The point is that it is non-linear, and people want linear “explanations”. If you imagine that x is say income, then people want simple explanations for the effect of income on the model.

People don’t like it if you say that, well sometimes income has an effect and sometimes it doesn’t. They don’t like it when you say that it actually depends on the relationship of a number of other variables in a non-linear way. They tend to assume that you’re hand-waving or making excuses, when instead what they’re asking for is a mathematical impossibility.

woojoo666 · on May 16, 2022

Science is often probablistic. "Facts" are often just theorems. In the beginning many of those theorems have holes, like newtonian physics before the discovery of relativity. But we didn't just throw our hands up when we found a counterexample. Just because our understanding of something seems incomplete, doesn't mean that thing is undecipherable.

drdeca · on May 16, 2022

By “theorems” do you mean “theories”?

woojoo666 · on May 16, 2022

Yes, sorry got them mixed up

jawarner · on May 16, 2022

I’m not sure it follows that the entire circuit can be subject to this kind of interrogation resulting in a neat story. We can always try to find narratives, but at the end of the day there’s no reason for all the parameter values learned to adhere to some nice human-parsable reason for existing.

Edit: Maybe in theory you could “understand” anything arbitrarily large if you just had enough memory to handle very complicated narratives. But I’m doubting that models can always be compressed into a simpler narrative representation.

drdeca · on May 16, 2022

It is true that many of the neurons don’t seem appropriate (e.g. mixing two largely unrelated concepts), but,

well, that particular issue isn’t a problem with the hypothetical I describe, because “this neuron represents ‘either a fire truck or a nebula’” is still something we can describe.

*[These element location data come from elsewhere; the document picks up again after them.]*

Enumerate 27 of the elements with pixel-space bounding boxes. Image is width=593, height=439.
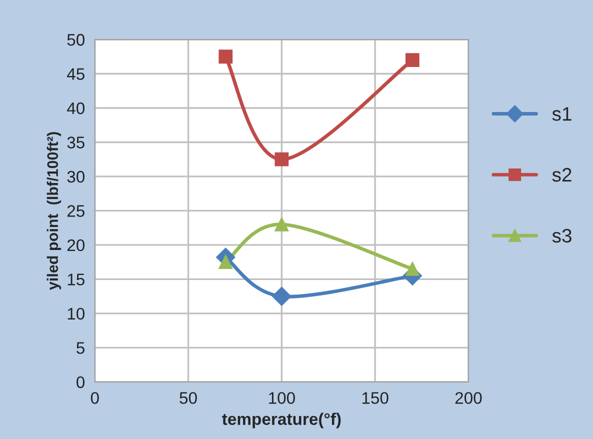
- y-tick-label: 35: [67, 136, 84, 148]
- y-tick-label: 30: [67, 170, 85, 183]
- y-tick-label: 25: [67, 205, 84, 217]
- y-tick-label: 10: [68, 308, 85, 320]
- x-tick-label: 100: [269, 392, 295, 404]
- x-tick-label: 50: [180, 392, 197, 404]
- y-tick-label: 20: [67, 239, 85, 252]
- y-tick-label: 40: [67, 102, 85, 114]
- x-axis-title: temperature(°f): [222, 412, 341, 428]
- y-tick-label: 50: [67, 34, 85, 46]
- x-tick-label: 150: [362, 392, 388, 404]
- y-tick-label: 0: [76, 376, 85, 388]
- x-tick-label: 0: [90, 392, 99, 404]
- y-tick-label: 45: [67, 68, 84, 80]
- point: [274, 152, 289, 166]
- legend-label: s1: [552, 107, 572, 121]
- point: [218, 50, 233, 64]
- point: [274, 217, 289, 232]
- legend-label: s3: [552, 228, 572, 243]
- point: [272, 286, 292, 306]
- point: [405, 262, 420, 276]
- legend-label: s2: [552, 168, 572, 182]
- y-tick-label: 5: [76, 342, 84, 354]
- y-tick-label: 15: [68, 274, 84, 286]
- x-tick-label: 200: [455, 392, 482, 404]
- point: [405, 53, 420, 67]
- y-axis-title: yiled point (lbf/100ft²): [46, 132, 62, 290]
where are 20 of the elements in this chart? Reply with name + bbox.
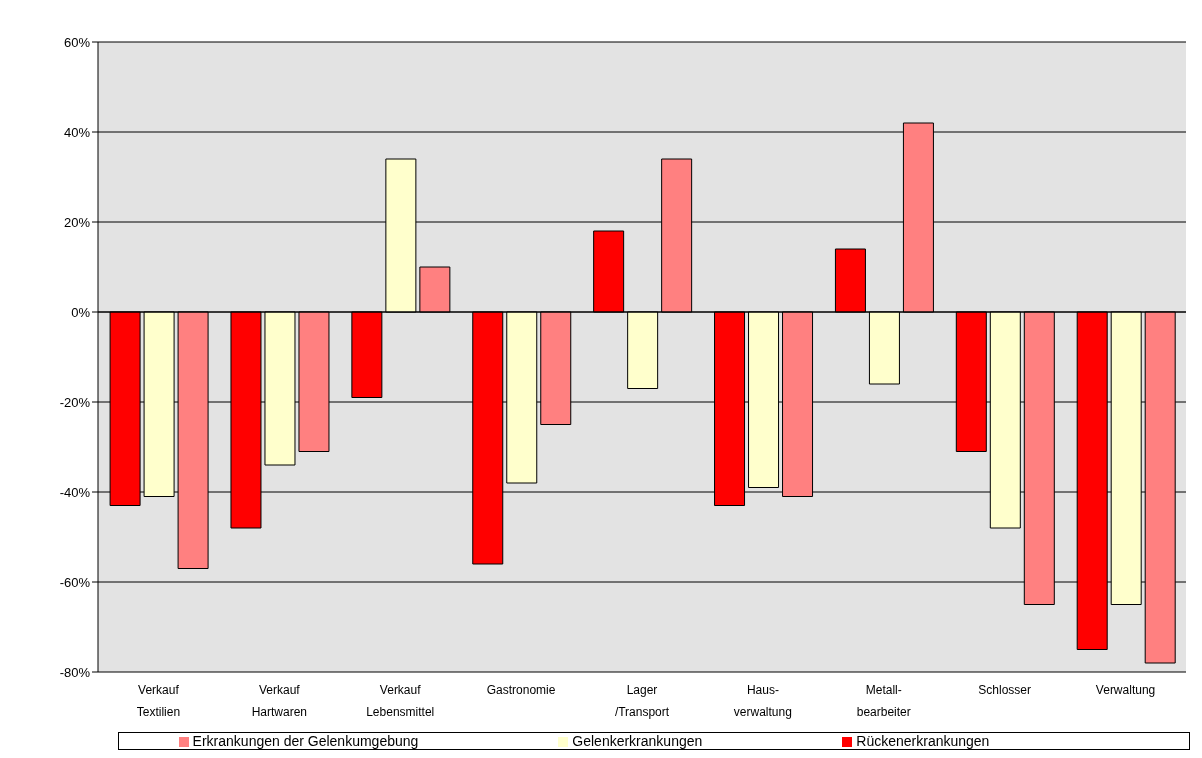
y-tick-label: 60%	[63, 34, 91, 50]
y-tick-label: -80%	[59, 664, 91, 680]
y-tick-label: -20%	[59, 394, 91, 410]
y-tick-label: -60%	[59, 574, 91, 590]
x-tick-label: Gastronomie	[486, 683, 556, 697]
x-tick-label: Lager /Transport	[614, 683, 670, 719]
y-tick-label: 40%	[63, 124, 91, 140]
x-tick-label: Verkauf Hartwaren	[251, 683, 308, 719]
x-tick-label: Schlosser	[978, 683, 1032, 697]
y-tick-label: -40%	[59, 484, 91, 500]
x-tick-label: Verkauf Lebensmittel	[366, 683, 435, 719]
x-tick-label: Verwaltung	[1095, 683, 1156, 697]
legend-label: Erkrankungen der Gelenkumgebung	[192, 733, 419, 749]
legend-label: Rückenerkrankungen	[856, 733, 990, 749]
y-tick-label: 0%	[71, 304, 91, 320]
x-tick-label: Verkauf Textilien	[136, 683, 181, 719]
x-tick-label: Haus- verwaltung	[733, 683, 792, 719]
legend-label: Gelenkerkrankungen	[572, 733, 703, 749]
x-tick-label: Metall- bearbeiter	[856, 683, 911, 719]
y-tick-label: 20%	[63, 214, 91, 230]
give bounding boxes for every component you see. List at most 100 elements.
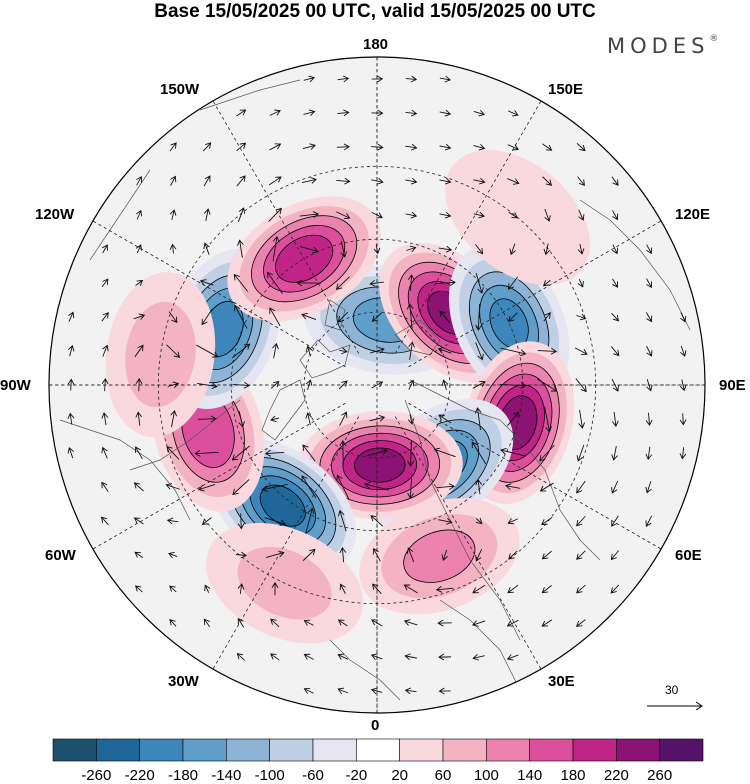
- lon-label-0: 0: [371, 717, 380, 734]
- wind-arrow: [438, 245, 453, 253]
- wind-arrow: [339, 583, 346, 594]
- wind-arrow: [198, 415, 217, 423]
- wind-arrow: [134, 551, 144, 559]
- wind-arrow: [439, 177, 452, 185]
- wind-arrow: [472, 584, 486, 594]
- wind-arrow: [169, 619, 177, 627]
- wind-arrow: [578, 209, 585, 221]
- wind-arrow: [338, 509, 347, 532]
- wind-arrow: [471, 441, 487, 465]
- wind-arrow: [237, 207, 246, 223]
- wind-arrow: [610, 584, 620, 594]
- wind-arrow: [194, 450, 219, 457]
- colorbar-tick-label: -140: [211, 767, 242, 784]
- wind-arrow: [403, 619, 418, 626]
- wind-arrow: [578, 409, 586, 429]
- wind-arrow: [407, 475, 415, 500]
- wind-arrow: [302, 143, 316, 150]
- colorbar-tick-label: 260: [647, 767, 673, 784]
- wind-arrow: [336, 143, 350, 151]
- wind-arrow: [371, 619, 383, 627]
- wind-arrow: [500, 447, 526, 457]
- wind-arrow: [135, 377, 143, 392]
- wind-arrow: [337, 653, 349, 660]
- colorbar-swatch: [486, 738, 530, 762]
- wind-arrow: [236, 142, 247, 152]
- wind-arrow: [404, 653, 417, 661]
- wind-arrow: [680, 312, 687, 323]
- wind-arrow: [509, 243, 516, 256]
- brand-logo: MODES®: [607, 34, 718, 58]
- wind-arrow: [236, 109, 247, 117]
- wind-arrow: [303, 619, 314, 626]
- wind-arrow: [336, 177, 351, 185]
- wind-arrow: [372, 547, 381, 562]
- registered-mark: ®: [709, 34, 719, 44]
- wind-arrow: [203, 618, 211, 628]
- wind-arrow: [577, 244, 585, 255]
- wind-arrow: [371, 212, 383, 219]
- wind-arrow: [542, 279, 551, 287]
- wind-arrow: [405, 143, 418, 151]
- wind-arrow: [199, 279, 214, 286]
- wind-arrow: [269, 109, 281, 116]
- wind-arrow: [541, 619, 553, 627]
- brand-text: MODES: [607, 34, 710, 58]
- wind-arrow: [405, 177, 418, 185]
- wind-arrow: [679, 379, 687, 392]
- wind-arrow: [102, 344, 109, 357]
- wind-arrow: [270, 653, 280, 661]
- wind-arrow: [475, 478, 483, 495]
- wind-arrow: [170, 175, 177, 186]
- wind-arrow: [507, 584, 519, 594]
- colorbar-swatch: [399, 738, 444, 762]
- anomaly-contour: [125, 301, 196, 408]
- wind-arrow: [233, 273, 249, 292]
- wind-arrow: [438, 414, 452, 424]
- wind-arrow: [472, 653, 485, 661]
- positive-anomaly: [105, 272, 216, 438]
- wind-arrow: [169, 209, 177, 221]
- wind-arrow: [301, 475, 317, 499]
- wind-arrow: [303, 653, 314, 660]
- wind-arrow: [679, 413, 687, 426]
- wind-arrow: [406, 303, 414, 330]
- wind-arrow: [337, 109, 350, 117]
- wind-arrow: [339, 439, 347, 466]
- reference-vector-label: 30: [665, 683, 679, 697]
- wind-arrow: [475, 303, 482, 331]
- wind-arrow: [645, 446, 653, 461]
- wind-arrow: [196, 344, 219, 358]
- wind-arrow: [303, 75, 316, 83]
- wind-arrow: [471, 620, 486, 627]
- wind-arrow: [645, 412, 653, 427]
- wind-arrow: [500, 347, 527, 357]
- wind-arrow: [475, 272, 484, 294]
- wind-arrow: [439, 211, 452, 219]
- wind-arrow: [576, 143, 586, 152]
- wind-arrow: [646, 345, 653, 357]
- wind-arrow: [679, 345, 687, 357]
- wind-arrow: [542, 143, 553, 151]
- wind-arrow: [166, 517, 179, 525]
- wind-arrow: [272, 235, 280, 262]
- colorbar-tick-label: 220: [603, 767, 629, 784]
- wind-arrow: [575, 378, 587, 393]
- wind-arrow: [507, 276, 518, 290]
- wind-arrow: [576, 313, 587, 321]
- wind-arrow: [541, 516, 553, 526]
- wind-arrow: [337, 619, 348, 627]
- wind-arrow: [232, 479, 250, 496]
- wind-arrow: [369, 415, 386, 422]
- wind-arrow: [303, 687, 314, 694]
- meridian-line: [92, 402, 346, 550]
- wind-arrow: [473, 177, 486, 185]
- wind-arrow: [336, 211, 351, 220]
- lon-label-150w: 150W: [160, 81, 200, 98]
- colorbar-tick-label: -180: [167, 767, 199, 784]
- wind-arrow: [136, 175, 143, 186]
- meridian-line: [408, 402, 662, 550]
- wind-arrow: [303, 109, 316, 117]
- wind-arrow: [506, 411, 520, 427]
- wind-arrow: [197, 483, 216, 492]
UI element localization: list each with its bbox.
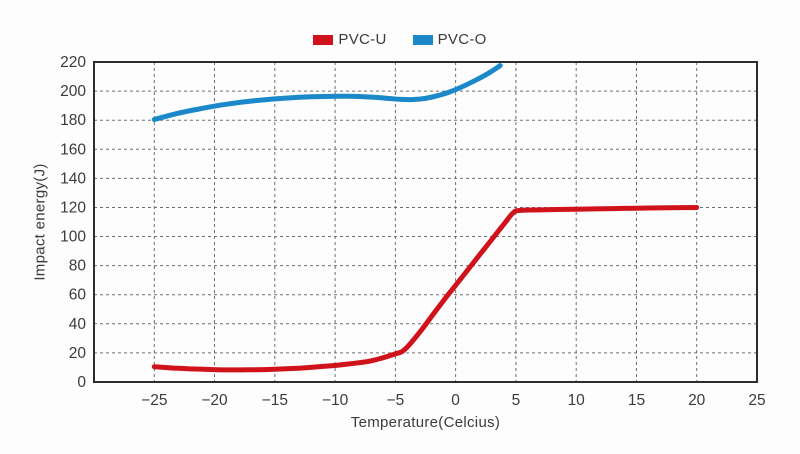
- plot-border: [93, 61, 758, 383]
- series-line-pvc-o: [151, 63, 503, 122]
- x-tick-label: 0: [451, 392, 460, 409]
- x-tick-label: −5: [387, 392, 405, 409]
- y-tick-label: 120: [60, 200, 86, 217]
- x-tick-labels: −25 −20 −15 −10 −5 0 5 10 15 20 25: [141, 392, 765, 409]
- y-tick-label: 200: [60, 83, 86, 100]
- y-tick-label: 80: [69, 258, 87, 275]
- series-line-pvc-u: [151, 205, 700, 373]
- x-tick-label: 15: [628, 392, 645, 409]
- x-tick-label: −15: [262, 392, 288, 409]
- x-tick-label: −25: [141, 392, 167, 409]
- y-tick-label: 0: [77, 374, 86, 391]
- y-tick-label: 140: [60, 170, 86, 187]
- y-axis-title: Impact energy(J): [31, 163, 49, 281]
- series-lines: [151, 63, 700, 373]
- x-tick-label: −10: [322, 392, 349, 409]
- x-tick-label: −20: [201, 392, 228, 409]
- y-tick-label: 20: [69, 345, 87, 362]
- y-tick-label: 220: [60, 54, 86, 71]
- y-tick-label: 40: [69, 316, 87, 333]
- x-tick-label: 20: [688, 392, 706, 409]
- x-tick-label: 5: [512, 392, 521, 409]
- x-axis-title: Temperature(Celcius): [350, 414, 501, 431]
- x-tick-label: 25: [748, 392, 765, 409]
- y-tick-label: 60: [69, 287, 87, 304]
- y-tick-label: 160: [60, 141, 86, 158]
- y-tick-label: 100: [60, 229, 86, 246]
- y-tick-label: 180: [60, 112, 86, 129]
- y-tick-labels: 0 20 40 60 80 100 120 140 160 180 200 220: [60, 54, 86, 391]
- gridlines: [94, 62, 757, 382]
- x-tick-label: 10: [568, 392, 586, 409]
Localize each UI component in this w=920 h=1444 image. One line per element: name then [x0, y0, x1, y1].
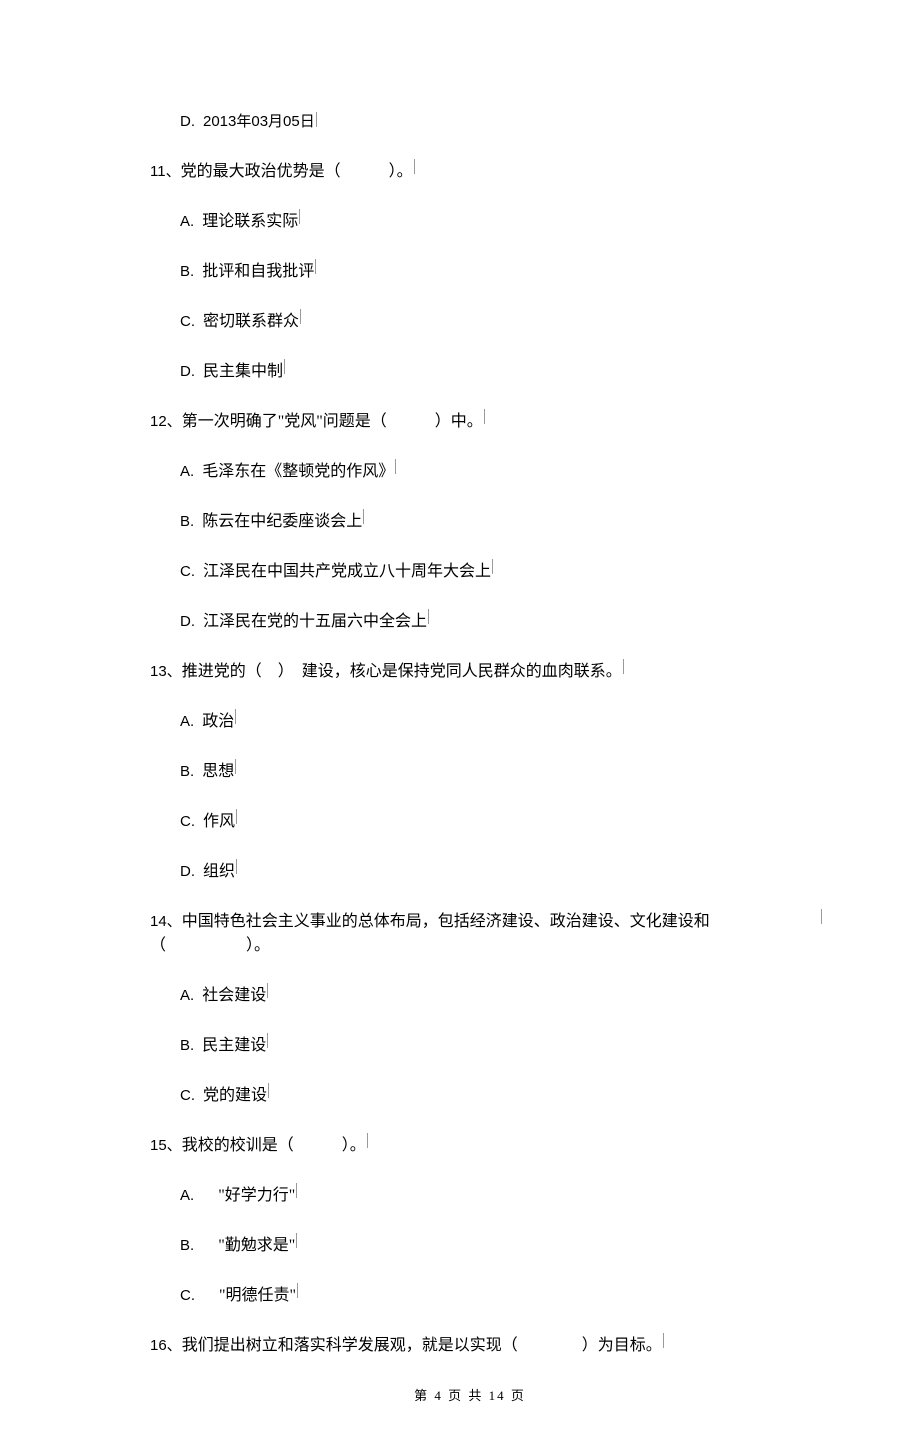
- option-letter: C.: [180, 813, 195, 830]
- document-page: D.2013年03月05日 11、党的最大政治优势是（ ）。 A.理论联系实际 …: [0, 0, 920, 1444]
- question-stem: 我校的校训是（ ）。: [182, 1137, 366, 1154]
- option-row: B. 民主建设: [180, 1031, 820, 1055]
- option-text: 思想: [202, 763, 234, 780]
- option-letter: A.: [180, 987, 194, 1004]
- question-14: 14、中国特色社会主义事业的总体布局，包括经济建设、政治建设、文化建设和（ ）。: [150, 907, 820, 955]
- option-row: D. 2013年03月05日: [180, 110, 820, 131]
- option-letter: D.: [180, 113, 195, 130]
- question-stem: 党的最大政治优势是（ ）。: [181, 163, 413, 180]
- option-letter: A.: [180, 463, 194, 480]
- option-row: D. 组织: [180, 857, 820, 881]
- option-letter: A.: [180, 713, 194, 730]
- option-text: "好学力行": [202, 1187, 295, 1204]
- option-row: B. 思想: [180, 757, 820, 781]
- option-row: D. 民主集中制: [180, 357, 820, 381]
- option-text: 社会建设: [202, 987, 266, 1004]
- question-number: 11、: [150, 163, 181, 180]
- question-16: 16、我们提出树立和落实科学发展观，就是以实现（ ）为目标。: [150, 1331, 820, 1355]
- option-letter: C.: [180, 1087, 195, 1104]
- option-letter: C.: [180, 1287, 195, 1304]
- option-text: 民主集中制: [203, 363, 283, 380]
- option-row: A. 社会建设: [180, 981, 820, 1005]
- option-letter: D.: [180, 613, 195, 630]
- option-letter: B.: [180, 1237, 194, 1254]
- option-text: 民主建设: [202, 1037, 266, 1054]
- option-text: 江泽民在中国共产党成立八十周年大会上: [203, 563, 491, 580]
- option-text: 毛泽东在《整顿党的作风》: [202, 463, 394, 480]
- option-text: 党的建设: [203, 1087, 267, 1104]
- question-number: 15、: [150, 1137, 182, 1154]
- option-letter: B.: [180, 513, 194, 530]
- option-text: 理论联系实际: [202, 213, 298, 230]
- option-letter: C.: [180, 563, 195, 580]
- option-letter: B.: [180, 263, 194, 280]
- option-text: 作风: [203, 813, 235, 830]
- option-text: 批评和自我批评: [202, 263, 314, 280]
- question-13: 13、推进党的（ ） 建设，核心是保持党同人民群众的血肉联系。: [150, 657, 820, 681]
- question-stem: 推进党的（ ） 建设，核心是保持党同人民群众的血肉联系。: [182, 663, 622, 680]
- question-15: 15、我校的校训是（ ）。: [150, 1131, 820, 1155]
- question-number: 12、: [150, 413, 182, 430]
- question-stem: 第一次明确了"党风"问题是（ ）中。: [182, 413, 483, 430]
- option-row: C. 党的建设: [180, 1081, 820, 1105]
- option-text: 组织: [203, 863, 235, 880]
- question-stem: 我们提出树立和落实科学发展观，就是以实现（ ）为目标。: [182, 1337, 662, 1354]
- option-letter: A.: [180, 213, 194, 230]
- option-text: 密切联系群众: [203, 313, 299, 330]
- question-number: 14、: [150, 913, 182, 930]
- option-row: B. "勤勉求是": [180, 1231, 820, 1255]
- option-text: 政治: [202, 713, 234, 730]
- option-row: A. 政治: [180, 707, 820, 731]
- option-row: C. 密切联系群众: [180, 307, 820, 331]
- option-row: B. 批评和自我批评: [180, 257, 820, 281]
- option-row: C. "明德任责": [180, 1281, 820, 1305]
- option-letter: D.: [180, 363, 195, 380]
- option-letter: C.: [180, 313, 195, 330]
- question-number: 16、: [150, 1337, 182, 1354]
- question-stem: 中国特色社会主义事业的总体布局，包括经济建设、政治建设、文化建设和（ ）。: [150, 913, 710, 954]
- option-row: A. "好学力行": [180, 1181, 820, 1205]
- option-row: A. 理论联系实际: [180, 207, 820, 231]
- option-text: 陈云在中纪委座谈会上: [202, 513, 362, 530]
- option-row: D. 江泽民在党的十五届六中全会上: [180, 607, 820, 631]
- option-text: "明德任责": [203, 1287, 296, 1304]
- option-letter: B.: [180, 763, 194, 780]
- option-row: C. 江泽民在中国共产党成立八十周年大会上: [180, 557, 820, 581]
- option-letter: B.: [180, 1037, 194, 1054]
- page-footer: 第 4 页 共 14 页: [120, 1385, 820, 1404]
- option-text: 2013年03月05日: [203, 113, 315, 130]
- option-letter: A.: [180, 1187, 194, 1204]
- option-text: "勤勉求是": [202, 1237, 295, 1254]
- option-text: 江泽民在党的十五届六中全会上: [203, 613, 427, 630]
- option-row: C. 作风: [180, 807, 820, 831]
- question-number: 13、: [150, 663, 182, 680]
- question-11: 11、党的最大政治优势是（ ）。: [150, 157, 820, 181]
- option-row: B. 陈云在中纪委座谈会上: [180, 507, 820, 531]
- option-letter: D.: [180, 863, 195, 880]
- option-row: A. 毛泽东在《整顿党的作风》: [180, 457, 820, 481]
- question-12: 12、第一次明确了"党风"问题是（ ）中。: [150, 407, 820, 431]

But, yes, I suppose it is possible that there could be important parts of how the network works that aren’t amenable to understanding what a local part is doing in order to achieve a task. Perhaps details in how parts behave which seem meaningless individually, and only have a useful effect when many such parts are put together across many layers.

But, I still think that it is important to note that, when trained in a diverse way, representative of how the actual distribution, there are at least, many parts of the functioning which can be understood.

Trained NNs aren’t inherently completely inscrutable in how they accomplish things.

But yes, you do have a point that we probably can’t really rule out that there are important aspects of the functioning of these networks that can’t be understood locally in a human-meaningful way, even if many parts of it can be understood.

version_five · on May 15, 2022

Yeah, when people want to see e.g. an image classification model explain the different features it saw in the image and the weights it assigned them in making it's decision (this is an example in the article), they are asking for something that isn't what the model does.

ML models have tacit knowledge in a sense, you can't tractably write down a process for it. That's not to say you can't describe the situations in which a model works.

burtonator · on May 15, 2022

Also, If you look at each layer as just a vector, how the heck do you describe that so that it's easy to understand?

I think this might be perpetually difficult to diagnose.

Maybe there could be a tool that could show WHY a decision was made but not sure that you could identify bias in deep networks before hand.

ewuhic · on May 15, 2022

Isn't the "why" the weights of the model themselves?

sdenton4 · on May 15, 2022

People want brief explanations of reasons for outputs, and a 10gb pile of weights isn't really what they mean.

Human explanations meanwhile are often invented to fit evidence to personal biases and beliefs, and are thus typically deeply flawed. But we're more ok with humans making suspect decisions than ML, in many cases.